The show continued long enough for our fingers and toes to grow cold and our necks to ache from standing open-mouthed, staring at the night sky. We were all seasoned Alaskans, but none of us remembered a show quite so dazzling.
So what are the northern lights, exactly? Electrons and protons from the sun are blown towards the earth on a “solar wind.” The aurora can be seen on dark, clear nights when these charged solar particles strike the atmosphere near the earth’s magnetic poles. The colors are a result of the types of gas particles involved in the collision between the solar wind and the earth’s atmosphere.

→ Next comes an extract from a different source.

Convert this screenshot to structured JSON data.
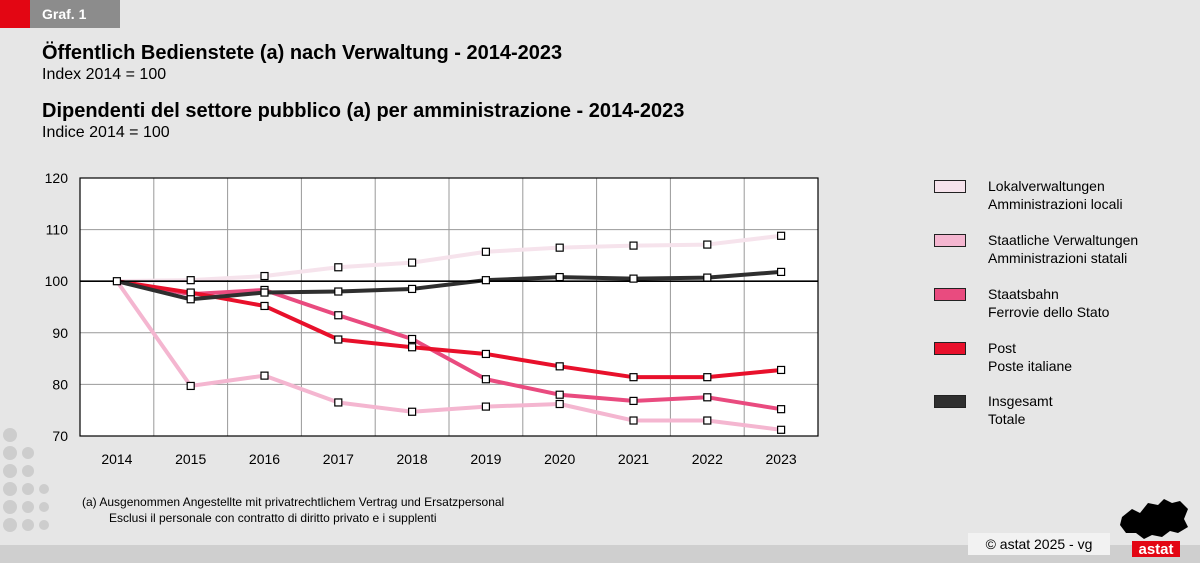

The aurora borealis, that mystical light that has engendered so much legend and lore over the millennia, has become a pilgrimage for travelers world-wide. Aurora seekers often travel to Fairbanks which is located at the edge of what scientists call an “auroral oval,” a ring-shaped region that circles the north magnetic pole where solar activity is most common. Fairbanks has relatively clear skies in winter, and being a smallish town, you don’t have to go far to escape the city’s lights. Some hotels in Fairbanks even offer wake-up calls for visitors who want to be alerted to northern light activity.
I stepped outside early in the morning recently to the feed horses and discovered the sky shimmering with the aurora borealis. It was clear and cold enough for the snow to creak underfoot. The full moon cast shadows on the snow and to block the moonlight, I leaned against the shade of the barn. This was the best display I could remember since that back country experience four years ago. I remembered that gleaming night in the Brooks Range so well because earlier that same day I’d made a satellite phone call to my daughter-in-law. We had made a date to talk because it was the day they would learn the gender of their baby.
“It’s a girl!” she announced over the static on the line.ora
It was the same night that the northern lights twirled overhead like dancing spirits. I couldn’t help but wonder if, like me, they were celebrating this new life in the world.
Today that baby is four years old with eyes that sparkle like stars in a blue night sky.
And unbeknownst to me on that cold evening when I watched those dancing lights, my son and daughter-in-law chose to name their daughter “Aurora.”